Mamele Theresa

Advertisement

It probably started on those long car rides to the Canadian Rockies.

“We would go every Sunday, and my mother would sing ‘Rumenia, Rumenia’ and songs like that,” recalls Theresa Tova, who will play two free concerts in the New York area this week.

Eventually, Tova would sing along. She discovered that she had a powerful voice. As she pursued a career as an actress, it became another helpful item in her theatrical toolkit.

But long before that toolkit got its first professional use, she was speaking Yiddish. Indeed, when Tova was growing up in Calgary, her family of survivors spoke Yiddish almost all the time among themselves.

“My parents escaped from Poland after the war,” Tova says. “I was born in Paris, France — that’s why I’ve got this French-Catholic first name. My dad’s younger brother followed his girlfriend’s family to Calgary and one by one they all emigrated. We came over in 1957. My mother speaks seven languages fluently. My dad spoke nine languages fluently. But Yiddish was the first language of the house.”

So it was probably inevitable that when her career took a more musical direction, Tova would sing a lot of Yiddish songs. The language has pretty thoroughly colonized her subconscious, she admits.

“When I was giving birth to my first child, I was screaming in Yiddish,” she says, laughing.

But being a singer never occurred to her, even though she was doing it onstage frequently.

“I got my first job in musical theater in a completely unexpected way,” she says. ”I was a little drunk at a party, someone was playing Cole Porter, and I started singing. The next day I got a call from a producer at a big dinner theater, offering me work. I was still at university, training to be an actor. I wasn’t a singer; I was an actor. I was really good comedically.”

Tova was a natural, right from the start. She didn’t take her first singing lessons until she was cast in a production of “Rose Marie” at the famous Shaw Festival. She can remember auditioning for a production of “South Pacific” for the part of Bloody Mary, listening at the door to the opera-trained voices that preceded her and then imitating them when her turn came. (She got the part.)

Some of that has changed.

“Over the years I’ve studied with a vocal coach,” Tova says. “I still don’t read music. I’m really just an actor who knows how to interpret songs and loves to tell stories through song.”

Not surprisingly, many of those stories are told in Yiddish. Tova has carved a nice niche for herself as a jazz singer who delves into the Yiddish theater and vaudeville repertoire for material. In light of those car trips, it’s not at all surprising.

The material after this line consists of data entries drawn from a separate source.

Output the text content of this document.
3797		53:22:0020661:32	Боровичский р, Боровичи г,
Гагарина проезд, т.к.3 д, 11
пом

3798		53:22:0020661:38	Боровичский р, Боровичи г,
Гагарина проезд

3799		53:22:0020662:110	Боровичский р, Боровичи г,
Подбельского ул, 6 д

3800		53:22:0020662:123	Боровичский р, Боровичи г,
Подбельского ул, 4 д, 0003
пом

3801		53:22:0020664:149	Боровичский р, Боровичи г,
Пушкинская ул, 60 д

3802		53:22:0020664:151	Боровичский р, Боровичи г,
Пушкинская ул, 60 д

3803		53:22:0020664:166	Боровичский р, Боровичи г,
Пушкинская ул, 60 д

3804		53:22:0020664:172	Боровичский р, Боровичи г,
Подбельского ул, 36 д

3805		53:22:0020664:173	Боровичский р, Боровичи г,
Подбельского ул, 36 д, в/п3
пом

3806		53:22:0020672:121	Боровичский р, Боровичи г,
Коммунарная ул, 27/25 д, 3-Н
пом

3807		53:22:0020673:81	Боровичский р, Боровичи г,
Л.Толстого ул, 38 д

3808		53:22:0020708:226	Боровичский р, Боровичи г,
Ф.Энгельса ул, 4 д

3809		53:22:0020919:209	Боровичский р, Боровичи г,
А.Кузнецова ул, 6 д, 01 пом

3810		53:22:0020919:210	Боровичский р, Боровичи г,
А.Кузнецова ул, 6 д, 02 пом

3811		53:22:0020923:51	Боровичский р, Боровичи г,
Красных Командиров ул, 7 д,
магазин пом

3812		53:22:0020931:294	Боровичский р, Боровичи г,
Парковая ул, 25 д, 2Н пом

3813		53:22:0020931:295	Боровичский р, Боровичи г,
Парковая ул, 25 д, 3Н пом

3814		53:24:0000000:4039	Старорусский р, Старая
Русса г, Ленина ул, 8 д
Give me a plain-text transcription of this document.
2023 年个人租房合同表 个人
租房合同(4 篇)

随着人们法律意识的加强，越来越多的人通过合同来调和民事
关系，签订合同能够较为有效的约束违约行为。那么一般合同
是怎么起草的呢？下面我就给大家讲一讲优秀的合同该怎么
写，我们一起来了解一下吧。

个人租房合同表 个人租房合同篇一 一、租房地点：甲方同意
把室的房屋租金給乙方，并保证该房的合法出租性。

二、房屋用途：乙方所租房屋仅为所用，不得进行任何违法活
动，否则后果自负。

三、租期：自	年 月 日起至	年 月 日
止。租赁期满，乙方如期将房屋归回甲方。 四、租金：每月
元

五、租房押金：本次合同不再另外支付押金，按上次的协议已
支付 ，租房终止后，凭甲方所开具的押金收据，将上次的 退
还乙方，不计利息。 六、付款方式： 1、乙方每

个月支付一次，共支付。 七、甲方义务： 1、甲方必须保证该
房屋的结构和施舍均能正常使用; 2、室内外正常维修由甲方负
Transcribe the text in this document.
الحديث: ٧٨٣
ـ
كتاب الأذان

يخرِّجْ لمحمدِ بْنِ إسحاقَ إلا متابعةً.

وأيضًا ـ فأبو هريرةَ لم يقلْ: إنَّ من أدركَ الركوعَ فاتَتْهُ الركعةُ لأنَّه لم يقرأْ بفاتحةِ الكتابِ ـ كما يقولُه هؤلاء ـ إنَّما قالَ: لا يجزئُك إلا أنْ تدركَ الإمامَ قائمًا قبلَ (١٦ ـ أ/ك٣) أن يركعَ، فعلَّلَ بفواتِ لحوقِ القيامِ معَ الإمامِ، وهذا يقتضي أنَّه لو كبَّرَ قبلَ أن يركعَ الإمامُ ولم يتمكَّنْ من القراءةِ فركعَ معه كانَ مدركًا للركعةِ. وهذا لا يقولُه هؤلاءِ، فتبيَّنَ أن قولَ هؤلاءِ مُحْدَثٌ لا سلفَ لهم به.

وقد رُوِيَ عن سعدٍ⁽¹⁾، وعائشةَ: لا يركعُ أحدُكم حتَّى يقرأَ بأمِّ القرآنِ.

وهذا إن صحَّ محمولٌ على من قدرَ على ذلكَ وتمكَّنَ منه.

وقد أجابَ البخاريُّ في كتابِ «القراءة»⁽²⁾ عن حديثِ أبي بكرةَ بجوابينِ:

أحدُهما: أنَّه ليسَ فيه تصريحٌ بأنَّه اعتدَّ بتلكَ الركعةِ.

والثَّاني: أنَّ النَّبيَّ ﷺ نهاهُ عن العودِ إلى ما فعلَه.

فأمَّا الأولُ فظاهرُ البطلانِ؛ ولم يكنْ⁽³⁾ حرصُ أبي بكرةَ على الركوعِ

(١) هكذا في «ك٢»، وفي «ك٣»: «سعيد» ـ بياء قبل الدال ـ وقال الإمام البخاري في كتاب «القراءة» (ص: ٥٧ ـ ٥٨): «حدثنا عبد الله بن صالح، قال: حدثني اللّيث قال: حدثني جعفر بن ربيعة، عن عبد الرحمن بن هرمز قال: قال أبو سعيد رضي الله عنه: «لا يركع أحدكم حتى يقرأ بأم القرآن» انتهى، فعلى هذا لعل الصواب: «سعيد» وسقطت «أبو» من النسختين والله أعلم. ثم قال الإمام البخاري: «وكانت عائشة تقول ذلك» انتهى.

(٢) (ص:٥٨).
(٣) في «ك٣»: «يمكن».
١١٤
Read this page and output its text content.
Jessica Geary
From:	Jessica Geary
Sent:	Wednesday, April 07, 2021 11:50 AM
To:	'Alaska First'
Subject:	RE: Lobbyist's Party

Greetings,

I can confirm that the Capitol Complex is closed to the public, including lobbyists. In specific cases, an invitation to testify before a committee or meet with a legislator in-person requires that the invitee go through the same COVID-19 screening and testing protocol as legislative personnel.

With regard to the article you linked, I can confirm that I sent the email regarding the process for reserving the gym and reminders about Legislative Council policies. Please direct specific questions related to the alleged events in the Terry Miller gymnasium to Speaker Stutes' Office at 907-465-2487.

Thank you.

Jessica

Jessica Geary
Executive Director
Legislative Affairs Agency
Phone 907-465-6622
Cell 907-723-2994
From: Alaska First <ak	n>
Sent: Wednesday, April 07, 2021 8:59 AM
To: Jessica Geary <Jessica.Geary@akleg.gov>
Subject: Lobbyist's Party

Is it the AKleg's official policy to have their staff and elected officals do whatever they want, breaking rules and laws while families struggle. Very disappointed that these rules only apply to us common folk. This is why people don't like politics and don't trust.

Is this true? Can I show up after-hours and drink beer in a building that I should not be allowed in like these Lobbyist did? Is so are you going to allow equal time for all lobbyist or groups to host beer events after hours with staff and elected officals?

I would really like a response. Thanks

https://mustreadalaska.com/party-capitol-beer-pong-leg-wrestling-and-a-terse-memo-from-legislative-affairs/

“It’s not such a huge stretch,” she says. “These Yiddish theater songs, the first ones I gravitated to, are from the same era as the Great American Songbook. In the ‘30s [George] Gershwin originally orchestrated his tunes as tangos or Betty-Boop-style two-four rhythms. No one sings them that way anymore; we use the same tunes but open the changes and musically make them more relevant for today. The Yiddish repertoire was and is cut from the same ‘skhroire’ (material) and to me it naturally wants the same modern and, shall we say, sexy approach.”

Purists may cringe (she gets occasional complaints from academic Yiddishists about her “poylisher” accent), but a good many of her biggest fans are older Jews who grew up with this material.

“You have to understand in their day Yiddish was hip, so they adore hearing Yiddish [sung] in a vibrant, hip way,” Tova says. “They can see I am treating the songs they love with the utmost ‘derheretz’ (respect) and the marriage of their two loves, Yiddish and good music, is safe and accessible.”

New York-area audiences will have a chance to hear Tova in two different contexts this visit. On Sunday, she’ll be performing as one of “The Three Yiddish Divas,” with Adrienne Cooper and Joanne Borts, and on Tuesday, Aug. 21, she’ll be singing her usual solo repertoire.

“I love doing the ‘Yiddish Divas’ thing,” she says. “Between us we’ve got it all — jazz, Yiddish song, Broadway. And we have a lot of fun together.”

Theresa Tova will be performing as part of the Workmen’s Circle’s annual Yiddishfest on Sunday, Aug. 19, 6 p.m. at the Kensico Dam in Westchester as one of the Three Yiddish Divas, along with Margot Leverett and the Klezmer Mountain Boys and Zalmen Mlotek. On Tuesday, Aug. 21, 7 p.m., she’ll be performing at Cunningham Park in Queens, along with Howard Leshaw and the Golden Land Klezmer Orchestra, Zalmen Mlotek and Avram Pengas. Admission to both events is free. For information, go to www.circle.org.